Victoria’s Secret is another retailer that once flew high but more recently has crashed as its sexification strategy has proven the wrong one for the times. They named Hillary Super – is that not the best name for a retail superstar?  — as CEO, coming over from the Rhianna brand Fenty. That got all the headlines but Super’s career is much more substantial, she ran Anthropologie and has a long list of retail brands on her resume.

Like Niccol, she has her work cut out for herself. VC needs to find a new reason to exist and it needs to do so with a store fleet heavily situated in a lot of B and C shopping malls. At least her paycheck seems to be more reasonable.

Then there’s Nike, yet another brand that was a superstar but has hit the wall over the past few years with an ill-conceived strategy to cut out a lot of its third party distribution while competitors in the footwear and fashion business were getting their acts together.

Last week, private equity investor Bill Ackman announced he had bought a couple of million Nike shares through his Pershing Square company to the tune of about $330 million. One investor was quoted in a news report saying something to the effect “this is just that Nike needs now that Ackman is involved.”

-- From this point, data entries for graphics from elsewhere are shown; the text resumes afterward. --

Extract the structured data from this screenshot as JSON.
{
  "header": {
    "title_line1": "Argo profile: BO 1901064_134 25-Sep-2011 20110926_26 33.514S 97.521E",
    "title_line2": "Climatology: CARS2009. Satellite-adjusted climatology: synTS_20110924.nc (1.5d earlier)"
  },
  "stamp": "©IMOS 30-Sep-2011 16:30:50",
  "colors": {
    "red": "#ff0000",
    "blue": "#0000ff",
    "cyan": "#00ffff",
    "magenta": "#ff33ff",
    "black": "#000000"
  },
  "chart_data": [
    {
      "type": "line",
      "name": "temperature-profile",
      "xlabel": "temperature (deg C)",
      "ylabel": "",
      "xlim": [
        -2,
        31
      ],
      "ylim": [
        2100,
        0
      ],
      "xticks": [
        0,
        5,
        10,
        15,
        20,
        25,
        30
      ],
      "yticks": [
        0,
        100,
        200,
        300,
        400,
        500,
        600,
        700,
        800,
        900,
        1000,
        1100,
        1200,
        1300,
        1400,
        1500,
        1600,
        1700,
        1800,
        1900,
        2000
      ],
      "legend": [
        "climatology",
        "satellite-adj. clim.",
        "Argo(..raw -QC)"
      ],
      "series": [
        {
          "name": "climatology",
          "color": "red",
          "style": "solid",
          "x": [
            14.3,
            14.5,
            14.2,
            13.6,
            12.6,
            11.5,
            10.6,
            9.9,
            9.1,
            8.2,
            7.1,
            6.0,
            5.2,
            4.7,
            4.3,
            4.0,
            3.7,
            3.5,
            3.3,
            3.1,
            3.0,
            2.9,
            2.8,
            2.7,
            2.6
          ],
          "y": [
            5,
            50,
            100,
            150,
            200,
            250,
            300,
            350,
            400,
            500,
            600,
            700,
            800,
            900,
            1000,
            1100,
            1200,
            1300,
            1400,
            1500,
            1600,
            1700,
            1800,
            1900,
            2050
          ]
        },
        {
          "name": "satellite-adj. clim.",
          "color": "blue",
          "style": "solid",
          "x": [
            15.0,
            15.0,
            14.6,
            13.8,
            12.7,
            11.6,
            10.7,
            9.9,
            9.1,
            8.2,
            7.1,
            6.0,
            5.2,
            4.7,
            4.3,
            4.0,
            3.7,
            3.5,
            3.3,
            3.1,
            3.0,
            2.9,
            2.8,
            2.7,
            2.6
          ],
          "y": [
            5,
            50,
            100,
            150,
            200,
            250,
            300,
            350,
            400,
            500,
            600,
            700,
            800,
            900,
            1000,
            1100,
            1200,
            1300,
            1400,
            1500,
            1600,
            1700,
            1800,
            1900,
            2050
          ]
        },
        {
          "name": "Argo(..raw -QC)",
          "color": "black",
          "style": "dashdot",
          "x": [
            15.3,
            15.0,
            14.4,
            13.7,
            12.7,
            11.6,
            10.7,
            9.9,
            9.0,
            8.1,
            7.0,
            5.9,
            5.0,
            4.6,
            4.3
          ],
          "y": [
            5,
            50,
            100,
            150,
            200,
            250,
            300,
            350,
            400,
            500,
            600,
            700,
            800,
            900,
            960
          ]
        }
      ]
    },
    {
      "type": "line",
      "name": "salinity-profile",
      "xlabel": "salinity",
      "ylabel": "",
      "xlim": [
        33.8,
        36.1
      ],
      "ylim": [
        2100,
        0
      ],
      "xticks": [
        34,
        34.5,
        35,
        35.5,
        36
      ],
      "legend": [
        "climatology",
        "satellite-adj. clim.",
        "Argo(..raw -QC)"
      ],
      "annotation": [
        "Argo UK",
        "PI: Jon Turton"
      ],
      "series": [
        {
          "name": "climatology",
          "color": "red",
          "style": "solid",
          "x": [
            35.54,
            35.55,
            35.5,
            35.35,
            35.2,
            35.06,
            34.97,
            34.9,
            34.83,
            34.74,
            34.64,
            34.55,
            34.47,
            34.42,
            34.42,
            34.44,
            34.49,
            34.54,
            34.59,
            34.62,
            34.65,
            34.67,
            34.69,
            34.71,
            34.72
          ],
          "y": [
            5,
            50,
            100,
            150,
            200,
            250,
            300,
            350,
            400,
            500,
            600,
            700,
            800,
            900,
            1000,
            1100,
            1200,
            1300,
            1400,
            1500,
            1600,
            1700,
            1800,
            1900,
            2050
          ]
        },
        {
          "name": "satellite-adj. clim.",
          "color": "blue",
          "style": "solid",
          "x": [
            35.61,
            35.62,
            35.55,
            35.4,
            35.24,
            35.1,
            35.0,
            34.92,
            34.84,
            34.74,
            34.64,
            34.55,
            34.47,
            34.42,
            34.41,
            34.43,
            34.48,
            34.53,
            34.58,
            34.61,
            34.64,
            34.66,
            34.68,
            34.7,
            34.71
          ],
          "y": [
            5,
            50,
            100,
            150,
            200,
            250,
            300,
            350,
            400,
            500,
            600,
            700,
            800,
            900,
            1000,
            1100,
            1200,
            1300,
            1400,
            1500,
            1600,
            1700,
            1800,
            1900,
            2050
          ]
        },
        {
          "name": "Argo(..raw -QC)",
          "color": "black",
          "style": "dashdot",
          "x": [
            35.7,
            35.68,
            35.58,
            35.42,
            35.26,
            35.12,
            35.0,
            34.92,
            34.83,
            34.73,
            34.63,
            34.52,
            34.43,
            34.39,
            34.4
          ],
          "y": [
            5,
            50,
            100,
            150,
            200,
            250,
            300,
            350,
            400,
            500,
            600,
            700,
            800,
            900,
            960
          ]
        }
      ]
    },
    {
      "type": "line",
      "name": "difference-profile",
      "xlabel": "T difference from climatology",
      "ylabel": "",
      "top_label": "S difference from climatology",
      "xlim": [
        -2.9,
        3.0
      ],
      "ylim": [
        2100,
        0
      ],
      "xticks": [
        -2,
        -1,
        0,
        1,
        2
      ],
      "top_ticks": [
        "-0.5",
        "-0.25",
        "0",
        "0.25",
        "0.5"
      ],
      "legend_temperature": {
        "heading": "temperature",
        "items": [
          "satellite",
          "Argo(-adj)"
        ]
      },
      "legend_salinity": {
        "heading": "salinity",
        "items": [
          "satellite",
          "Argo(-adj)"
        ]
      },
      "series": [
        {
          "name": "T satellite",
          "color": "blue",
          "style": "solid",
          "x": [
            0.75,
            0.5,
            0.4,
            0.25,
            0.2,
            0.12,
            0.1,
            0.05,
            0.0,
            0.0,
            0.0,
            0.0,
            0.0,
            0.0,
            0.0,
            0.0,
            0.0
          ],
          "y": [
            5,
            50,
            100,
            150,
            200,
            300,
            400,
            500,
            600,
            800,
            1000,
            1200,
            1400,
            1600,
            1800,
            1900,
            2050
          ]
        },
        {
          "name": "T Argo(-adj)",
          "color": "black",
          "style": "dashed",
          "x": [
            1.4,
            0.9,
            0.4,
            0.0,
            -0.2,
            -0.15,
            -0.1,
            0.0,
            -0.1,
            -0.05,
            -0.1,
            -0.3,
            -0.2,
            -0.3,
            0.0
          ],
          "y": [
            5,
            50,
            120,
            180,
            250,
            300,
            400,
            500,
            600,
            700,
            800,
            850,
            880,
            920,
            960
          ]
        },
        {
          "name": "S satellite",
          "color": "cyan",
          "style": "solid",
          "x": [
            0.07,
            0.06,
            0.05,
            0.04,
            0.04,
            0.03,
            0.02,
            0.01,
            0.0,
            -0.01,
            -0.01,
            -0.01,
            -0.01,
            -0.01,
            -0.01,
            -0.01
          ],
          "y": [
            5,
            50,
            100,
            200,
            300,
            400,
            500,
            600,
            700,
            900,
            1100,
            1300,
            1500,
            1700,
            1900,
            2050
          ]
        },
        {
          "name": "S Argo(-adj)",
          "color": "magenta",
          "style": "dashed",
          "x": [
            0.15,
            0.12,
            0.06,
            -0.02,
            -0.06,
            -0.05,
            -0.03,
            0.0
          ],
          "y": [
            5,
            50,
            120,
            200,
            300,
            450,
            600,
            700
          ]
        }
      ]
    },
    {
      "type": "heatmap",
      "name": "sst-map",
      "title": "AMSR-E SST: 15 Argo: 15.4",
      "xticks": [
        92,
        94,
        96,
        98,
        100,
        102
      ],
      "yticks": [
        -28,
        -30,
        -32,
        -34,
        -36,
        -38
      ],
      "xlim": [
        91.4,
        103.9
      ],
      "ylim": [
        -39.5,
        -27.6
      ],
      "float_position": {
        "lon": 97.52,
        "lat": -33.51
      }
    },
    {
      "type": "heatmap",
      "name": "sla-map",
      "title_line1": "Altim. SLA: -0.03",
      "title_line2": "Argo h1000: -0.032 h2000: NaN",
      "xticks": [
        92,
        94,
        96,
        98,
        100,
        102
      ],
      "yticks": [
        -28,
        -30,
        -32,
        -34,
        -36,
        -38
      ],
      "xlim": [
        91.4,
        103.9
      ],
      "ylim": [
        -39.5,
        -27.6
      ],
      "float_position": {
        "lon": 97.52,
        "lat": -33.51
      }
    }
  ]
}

Wrong. While Ackman has had some investment successes, let’s never forget how his meddling in JCPenney 15 years ago caused the company to lose 25% of its business in 18 months, eventually have to file for bankruptcy and all these years later still struggle to make itself right again. If he tries the same thing at Nike it won’t end well. Bill Ackman is the last thing Nike needs.

Retail roulette is a dangerous game. Sometimes you win…and sometimes you shoot yourself right between the eyes.